Research interests

Our research focuses on developing computational algorithms and conducting big data mining from single-cell data to understand the mechanism of gene regulation and metabolic reprogramming in defining cell identities. We have developed a series of algorithms and web resources for single-cell transcriptomics, epigenomics, CRISPR screens, and spatial multi-omic data analysis and re-use. Through integrating single-cell and spatial multi-omic datasets, we try to link the changes in immune cell identity to disease phenotypes in cancer, developmental disorders and aging-associated disease.

Computational methods for single-cell and spatial multi-omics

Single-cell multi-omics is important for understanding the cellular heterogeneity of complex biological systems, however, there is a lack of effectively integrated analysis methods.
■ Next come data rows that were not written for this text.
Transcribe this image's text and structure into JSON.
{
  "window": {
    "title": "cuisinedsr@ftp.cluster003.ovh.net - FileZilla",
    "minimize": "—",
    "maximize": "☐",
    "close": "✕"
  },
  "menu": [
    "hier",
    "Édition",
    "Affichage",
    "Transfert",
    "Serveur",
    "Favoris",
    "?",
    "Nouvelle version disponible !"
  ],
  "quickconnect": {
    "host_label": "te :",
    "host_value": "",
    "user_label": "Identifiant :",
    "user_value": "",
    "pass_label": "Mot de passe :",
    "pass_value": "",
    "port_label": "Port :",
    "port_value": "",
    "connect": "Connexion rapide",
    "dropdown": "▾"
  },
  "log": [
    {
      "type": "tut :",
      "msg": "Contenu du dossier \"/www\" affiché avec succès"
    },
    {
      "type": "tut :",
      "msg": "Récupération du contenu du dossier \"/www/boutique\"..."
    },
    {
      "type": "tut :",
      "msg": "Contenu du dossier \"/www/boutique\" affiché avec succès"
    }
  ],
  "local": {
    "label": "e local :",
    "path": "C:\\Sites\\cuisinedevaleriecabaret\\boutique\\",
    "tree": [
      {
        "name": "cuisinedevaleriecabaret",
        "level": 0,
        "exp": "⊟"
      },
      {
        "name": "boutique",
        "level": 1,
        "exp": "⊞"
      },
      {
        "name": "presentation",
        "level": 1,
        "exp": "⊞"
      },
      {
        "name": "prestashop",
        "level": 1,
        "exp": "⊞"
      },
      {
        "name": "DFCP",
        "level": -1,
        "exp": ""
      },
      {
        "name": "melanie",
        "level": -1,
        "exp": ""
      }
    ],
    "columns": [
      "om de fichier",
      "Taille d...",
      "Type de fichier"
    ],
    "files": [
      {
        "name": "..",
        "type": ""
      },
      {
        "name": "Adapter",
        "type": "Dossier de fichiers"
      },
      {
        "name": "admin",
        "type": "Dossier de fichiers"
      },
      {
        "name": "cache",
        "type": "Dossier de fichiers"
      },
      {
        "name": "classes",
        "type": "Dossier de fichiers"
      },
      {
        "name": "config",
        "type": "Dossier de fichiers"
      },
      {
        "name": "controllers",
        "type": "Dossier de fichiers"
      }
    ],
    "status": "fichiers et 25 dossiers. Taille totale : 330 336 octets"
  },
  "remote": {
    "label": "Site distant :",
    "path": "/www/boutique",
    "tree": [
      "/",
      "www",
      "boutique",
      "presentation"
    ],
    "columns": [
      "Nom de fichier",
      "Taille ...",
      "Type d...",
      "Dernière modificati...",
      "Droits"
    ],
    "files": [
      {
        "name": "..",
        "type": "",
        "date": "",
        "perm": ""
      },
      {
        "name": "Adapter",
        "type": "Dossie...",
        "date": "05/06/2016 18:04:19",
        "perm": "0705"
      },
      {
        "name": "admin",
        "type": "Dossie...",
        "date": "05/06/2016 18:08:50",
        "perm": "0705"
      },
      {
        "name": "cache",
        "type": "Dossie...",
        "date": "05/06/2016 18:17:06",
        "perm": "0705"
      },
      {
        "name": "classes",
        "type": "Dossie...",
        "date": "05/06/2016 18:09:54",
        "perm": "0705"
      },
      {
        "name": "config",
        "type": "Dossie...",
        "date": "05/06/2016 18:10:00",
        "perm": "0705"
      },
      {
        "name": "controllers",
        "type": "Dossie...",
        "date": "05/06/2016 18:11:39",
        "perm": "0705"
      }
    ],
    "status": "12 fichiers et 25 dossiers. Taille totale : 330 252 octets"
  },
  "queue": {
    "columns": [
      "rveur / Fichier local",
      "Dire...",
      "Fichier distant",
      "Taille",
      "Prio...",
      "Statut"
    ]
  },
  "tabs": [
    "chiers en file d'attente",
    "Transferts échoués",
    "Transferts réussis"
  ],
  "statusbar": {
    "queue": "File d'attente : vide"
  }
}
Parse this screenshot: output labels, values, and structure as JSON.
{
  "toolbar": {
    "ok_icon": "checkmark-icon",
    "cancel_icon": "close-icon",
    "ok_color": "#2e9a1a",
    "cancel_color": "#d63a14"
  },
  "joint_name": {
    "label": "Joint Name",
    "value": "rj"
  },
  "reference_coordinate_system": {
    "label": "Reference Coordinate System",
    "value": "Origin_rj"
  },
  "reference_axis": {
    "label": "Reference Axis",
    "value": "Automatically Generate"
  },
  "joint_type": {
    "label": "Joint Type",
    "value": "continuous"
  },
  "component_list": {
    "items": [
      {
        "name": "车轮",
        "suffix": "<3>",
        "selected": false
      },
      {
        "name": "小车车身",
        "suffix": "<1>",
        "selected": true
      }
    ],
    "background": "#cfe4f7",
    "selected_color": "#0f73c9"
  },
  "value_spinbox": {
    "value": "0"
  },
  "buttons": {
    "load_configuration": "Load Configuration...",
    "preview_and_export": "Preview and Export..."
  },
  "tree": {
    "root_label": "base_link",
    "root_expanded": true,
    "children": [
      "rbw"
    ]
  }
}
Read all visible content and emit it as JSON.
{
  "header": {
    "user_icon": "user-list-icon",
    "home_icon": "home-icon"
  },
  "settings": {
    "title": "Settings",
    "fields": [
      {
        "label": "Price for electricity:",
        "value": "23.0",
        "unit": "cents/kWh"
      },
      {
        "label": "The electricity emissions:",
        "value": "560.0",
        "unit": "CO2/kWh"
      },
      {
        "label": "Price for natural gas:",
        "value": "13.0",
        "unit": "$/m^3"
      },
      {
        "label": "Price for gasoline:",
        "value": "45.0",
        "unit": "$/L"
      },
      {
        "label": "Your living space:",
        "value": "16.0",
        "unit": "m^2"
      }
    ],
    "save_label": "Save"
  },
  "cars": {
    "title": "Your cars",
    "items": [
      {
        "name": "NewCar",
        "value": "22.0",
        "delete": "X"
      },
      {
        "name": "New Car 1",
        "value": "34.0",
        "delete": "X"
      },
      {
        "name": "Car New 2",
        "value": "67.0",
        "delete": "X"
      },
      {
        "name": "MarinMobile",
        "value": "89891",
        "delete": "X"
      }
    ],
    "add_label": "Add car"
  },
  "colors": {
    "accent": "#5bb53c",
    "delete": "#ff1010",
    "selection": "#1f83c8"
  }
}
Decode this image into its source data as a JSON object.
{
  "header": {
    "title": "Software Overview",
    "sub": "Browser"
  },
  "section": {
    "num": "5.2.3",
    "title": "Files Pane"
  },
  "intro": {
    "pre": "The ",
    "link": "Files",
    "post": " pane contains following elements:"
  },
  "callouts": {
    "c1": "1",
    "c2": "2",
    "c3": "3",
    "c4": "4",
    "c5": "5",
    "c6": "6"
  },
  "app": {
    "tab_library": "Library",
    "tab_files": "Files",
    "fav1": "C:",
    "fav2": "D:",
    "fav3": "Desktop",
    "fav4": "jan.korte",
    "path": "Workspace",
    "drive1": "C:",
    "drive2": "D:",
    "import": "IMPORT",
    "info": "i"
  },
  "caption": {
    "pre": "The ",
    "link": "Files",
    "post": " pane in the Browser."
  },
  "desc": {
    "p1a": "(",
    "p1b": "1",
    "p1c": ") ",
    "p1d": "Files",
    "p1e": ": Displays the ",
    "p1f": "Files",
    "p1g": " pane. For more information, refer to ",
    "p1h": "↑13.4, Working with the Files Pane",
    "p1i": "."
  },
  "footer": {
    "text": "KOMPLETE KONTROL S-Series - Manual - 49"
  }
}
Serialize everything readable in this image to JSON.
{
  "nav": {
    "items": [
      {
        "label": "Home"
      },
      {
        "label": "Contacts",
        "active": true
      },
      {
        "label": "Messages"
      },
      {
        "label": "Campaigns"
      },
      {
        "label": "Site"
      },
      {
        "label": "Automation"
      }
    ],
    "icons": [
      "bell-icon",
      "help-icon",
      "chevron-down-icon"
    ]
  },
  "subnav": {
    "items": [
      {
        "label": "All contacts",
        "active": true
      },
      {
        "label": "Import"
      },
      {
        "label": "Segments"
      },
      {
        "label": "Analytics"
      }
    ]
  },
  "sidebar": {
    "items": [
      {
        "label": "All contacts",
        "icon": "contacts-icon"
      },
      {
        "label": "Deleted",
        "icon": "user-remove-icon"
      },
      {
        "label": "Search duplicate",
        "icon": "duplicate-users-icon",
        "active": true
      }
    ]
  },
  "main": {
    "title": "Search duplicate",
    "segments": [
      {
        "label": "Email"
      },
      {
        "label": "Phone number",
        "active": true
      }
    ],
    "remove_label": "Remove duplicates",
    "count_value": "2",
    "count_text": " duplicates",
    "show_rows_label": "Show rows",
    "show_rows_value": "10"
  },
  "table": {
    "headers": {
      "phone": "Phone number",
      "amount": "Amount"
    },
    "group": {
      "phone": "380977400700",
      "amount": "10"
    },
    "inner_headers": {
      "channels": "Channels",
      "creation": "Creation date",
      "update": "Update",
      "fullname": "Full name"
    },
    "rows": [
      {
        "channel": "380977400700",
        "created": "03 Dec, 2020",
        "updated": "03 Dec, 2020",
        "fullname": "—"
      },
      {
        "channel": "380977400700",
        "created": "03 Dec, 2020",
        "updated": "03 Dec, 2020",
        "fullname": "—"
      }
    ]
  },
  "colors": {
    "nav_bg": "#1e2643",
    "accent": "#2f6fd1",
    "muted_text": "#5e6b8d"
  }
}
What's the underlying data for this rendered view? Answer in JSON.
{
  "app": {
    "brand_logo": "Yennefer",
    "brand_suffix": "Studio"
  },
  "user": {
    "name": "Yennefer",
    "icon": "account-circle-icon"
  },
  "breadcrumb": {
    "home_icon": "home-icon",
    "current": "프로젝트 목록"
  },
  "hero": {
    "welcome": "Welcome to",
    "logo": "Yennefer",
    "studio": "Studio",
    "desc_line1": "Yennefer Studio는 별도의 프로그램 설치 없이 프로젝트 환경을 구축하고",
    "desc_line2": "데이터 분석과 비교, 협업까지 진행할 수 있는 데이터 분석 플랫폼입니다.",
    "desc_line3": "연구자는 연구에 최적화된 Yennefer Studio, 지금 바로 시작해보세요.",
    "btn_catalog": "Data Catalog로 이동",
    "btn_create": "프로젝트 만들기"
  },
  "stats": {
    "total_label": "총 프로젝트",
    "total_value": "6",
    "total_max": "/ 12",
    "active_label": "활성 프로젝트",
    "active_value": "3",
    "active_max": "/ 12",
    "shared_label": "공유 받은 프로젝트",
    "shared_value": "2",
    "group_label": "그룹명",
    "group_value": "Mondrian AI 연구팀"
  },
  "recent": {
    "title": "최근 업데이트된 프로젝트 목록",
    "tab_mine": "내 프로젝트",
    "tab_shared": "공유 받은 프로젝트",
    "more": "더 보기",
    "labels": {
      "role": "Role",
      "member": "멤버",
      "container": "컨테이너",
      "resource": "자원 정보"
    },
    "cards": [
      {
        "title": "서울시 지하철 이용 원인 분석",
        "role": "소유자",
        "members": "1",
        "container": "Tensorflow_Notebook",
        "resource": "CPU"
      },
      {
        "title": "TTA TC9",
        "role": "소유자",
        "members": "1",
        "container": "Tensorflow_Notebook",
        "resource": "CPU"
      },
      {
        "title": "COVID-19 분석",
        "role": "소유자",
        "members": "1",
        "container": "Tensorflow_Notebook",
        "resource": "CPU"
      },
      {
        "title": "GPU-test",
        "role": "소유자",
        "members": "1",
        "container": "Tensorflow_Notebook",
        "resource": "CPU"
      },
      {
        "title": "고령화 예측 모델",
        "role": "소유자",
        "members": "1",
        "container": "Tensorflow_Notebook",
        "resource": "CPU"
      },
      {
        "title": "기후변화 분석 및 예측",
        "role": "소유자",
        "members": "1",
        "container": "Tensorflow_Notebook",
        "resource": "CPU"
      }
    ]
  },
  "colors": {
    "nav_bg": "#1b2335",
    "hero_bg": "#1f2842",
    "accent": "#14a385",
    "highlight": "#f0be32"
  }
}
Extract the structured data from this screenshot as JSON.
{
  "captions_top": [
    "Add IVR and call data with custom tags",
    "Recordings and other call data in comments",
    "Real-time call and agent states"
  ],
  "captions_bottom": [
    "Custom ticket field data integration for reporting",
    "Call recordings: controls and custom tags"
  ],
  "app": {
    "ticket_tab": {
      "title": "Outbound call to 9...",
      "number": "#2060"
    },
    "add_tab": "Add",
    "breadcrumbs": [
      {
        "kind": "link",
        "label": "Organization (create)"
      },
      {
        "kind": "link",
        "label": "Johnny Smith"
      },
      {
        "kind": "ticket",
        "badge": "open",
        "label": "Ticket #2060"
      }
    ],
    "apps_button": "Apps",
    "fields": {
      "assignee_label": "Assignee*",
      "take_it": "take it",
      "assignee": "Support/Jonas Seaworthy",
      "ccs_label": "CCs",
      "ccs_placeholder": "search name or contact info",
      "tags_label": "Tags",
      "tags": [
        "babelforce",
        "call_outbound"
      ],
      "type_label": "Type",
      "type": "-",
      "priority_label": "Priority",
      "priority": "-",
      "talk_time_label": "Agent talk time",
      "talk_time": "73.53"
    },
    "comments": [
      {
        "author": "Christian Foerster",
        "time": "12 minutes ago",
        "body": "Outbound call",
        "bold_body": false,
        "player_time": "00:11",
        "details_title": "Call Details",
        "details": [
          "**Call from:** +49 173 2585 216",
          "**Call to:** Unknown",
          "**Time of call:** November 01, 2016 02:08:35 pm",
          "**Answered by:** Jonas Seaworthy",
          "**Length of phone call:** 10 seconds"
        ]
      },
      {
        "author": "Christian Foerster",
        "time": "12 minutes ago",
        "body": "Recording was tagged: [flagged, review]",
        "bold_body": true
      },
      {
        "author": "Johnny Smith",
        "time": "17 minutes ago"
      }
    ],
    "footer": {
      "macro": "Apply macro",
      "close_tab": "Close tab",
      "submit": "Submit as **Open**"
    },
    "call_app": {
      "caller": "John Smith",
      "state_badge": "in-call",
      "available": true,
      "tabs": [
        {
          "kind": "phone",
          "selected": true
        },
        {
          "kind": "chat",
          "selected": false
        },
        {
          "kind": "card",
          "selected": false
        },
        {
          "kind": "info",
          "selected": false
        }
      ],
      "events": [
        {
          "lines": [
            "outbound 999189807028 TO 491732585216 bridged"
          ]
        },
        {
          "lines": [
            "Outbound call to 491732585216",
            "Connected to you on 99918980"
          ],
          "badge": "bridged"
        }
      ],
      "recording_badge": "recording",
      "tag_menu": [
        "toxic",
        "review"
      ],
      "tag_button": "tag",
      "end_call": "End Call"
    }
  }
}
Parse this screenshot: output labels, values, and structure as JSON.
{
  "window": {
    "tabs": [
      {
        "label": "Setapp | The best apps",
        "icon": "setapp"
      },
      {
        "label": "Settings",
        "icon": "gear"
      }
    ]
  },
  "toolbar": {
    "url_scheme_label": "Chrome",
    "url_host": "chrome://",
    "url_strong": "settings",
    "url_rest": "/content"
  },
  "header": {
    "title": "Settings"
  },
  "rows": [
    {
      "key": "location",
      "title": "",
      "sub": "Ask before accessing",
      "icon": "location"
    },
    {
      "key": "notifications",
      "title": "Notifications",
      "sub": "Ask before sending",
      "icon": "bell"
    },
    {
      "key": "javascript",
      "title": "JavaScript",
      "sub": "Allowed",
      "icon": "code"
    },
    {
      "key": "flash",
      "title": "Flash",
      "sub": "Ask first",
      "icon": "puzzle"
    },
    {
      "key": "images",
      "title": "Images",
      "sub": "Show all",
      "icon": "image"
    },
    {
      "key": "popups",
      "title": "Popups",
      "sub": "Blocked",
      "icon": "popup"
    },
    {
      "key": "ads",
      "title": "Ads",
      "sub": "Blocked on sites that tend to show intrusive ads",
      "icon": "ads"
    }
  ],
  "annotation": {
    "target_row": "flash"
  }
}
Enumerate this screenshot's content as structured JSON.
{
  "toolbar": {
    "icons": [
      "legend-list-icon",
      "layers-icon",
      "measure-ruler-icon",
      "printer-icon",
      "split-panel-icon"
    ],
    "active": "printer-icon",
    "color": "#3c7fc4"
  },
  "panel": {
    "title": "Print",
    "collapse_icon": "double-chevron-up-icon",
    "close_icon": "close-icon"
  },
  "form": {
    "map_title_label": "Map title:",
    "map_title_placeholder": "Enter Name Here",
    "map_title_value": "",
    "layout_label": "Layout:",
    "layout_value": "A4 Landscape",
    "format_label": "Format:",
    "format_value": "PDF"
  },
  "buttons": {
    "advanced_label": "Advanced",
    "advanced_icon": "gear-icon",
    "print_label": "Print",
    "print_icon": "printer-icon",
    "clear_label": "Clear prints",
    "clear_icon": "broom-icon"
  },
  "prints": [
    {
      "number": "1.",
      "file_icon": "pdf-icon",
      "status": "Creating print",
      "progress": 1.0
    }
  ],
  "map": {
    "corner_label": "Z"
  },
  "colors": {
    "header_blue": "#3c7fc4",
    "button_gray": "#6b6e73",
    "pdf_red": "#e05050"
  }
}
We aim to develop machine learning algorithms for efficiently integrating and analyzing single-cell and spatial multi-omic data. We have developed MAESTRO for integrative analysis of scRNA-seq and scATAC-seq data. STRIDE for improving the resolution of Spatial Transcriptomic data by integrating with scRNA-seq using topic modeling. Developed a scRNA-seq database TISCH for comprehensive visualization of the gene expression and cell-type composition in tumor microenvironment. Now we are working on multiple challenging questions in the single-cell field including automatic cell-type annotation, predicting and unraveling the gene regulation networks, improving the resolution and coverage of spatial transcriptomics, and inferring the cellular cross-talks and metabolic status.

Mechanism in generating and remodeling immunosuppressive tumor microenvironment

Cancer arises from the evasion of immune surveillance, and the immunosuppressive tumor microenvironment has a vital impact on tumor development and metastasis. We aim to integrate single-cell and spatial multi-omics data with comprehensive bioinformatics data analysis to investigate the effects of epigenetic remodeling and metabolic reprogramming in altering the immune cell identities in the TME, and tried to develop potential immune remodeling methods for cancer treatment. We have been working closely with oncologists and immunologists to study the mechanism of carcinogenesis, immune and drug resistance in the different cancer types. We are also performing large data integration analyses to discover phenotypic driving immune and stromal cell types using pan-cancer analyses.

Regulation of cell identity transitions in tumor immunity, developmental and aging-related diseases

Cell identity transition in a broad sense encompasses cell type differentiation, which plays an important role in the development, immune and aging-related diseases. Investigation of epigenetic remodeling and metabolic reprogramming will help to understand the molecular mechanisms of cell-type transition from both intrinsic and extrinsic perspectives, which could be further used to regulate and remodel the transition process. We have revealed the role of histone modifications such as H3K4me3, H3K27me3, H3K9me3, and nucleosome positioning in regulating cell fate decisions during early mammalian embryonic development, and demonstrated the function of broad H3K4me3 and lineage-specific H3K9me3 in cell-type differentiation (Nature 2016, Nat Cell Biol 2018, Cell Res 2022, Cell Stem Cell 2022). We have also developed reprogramming methods based on epigenetic regulators in somatic nuclear-transferred embryo development (Cell Discov 2016, Cell Stem Cell 2018).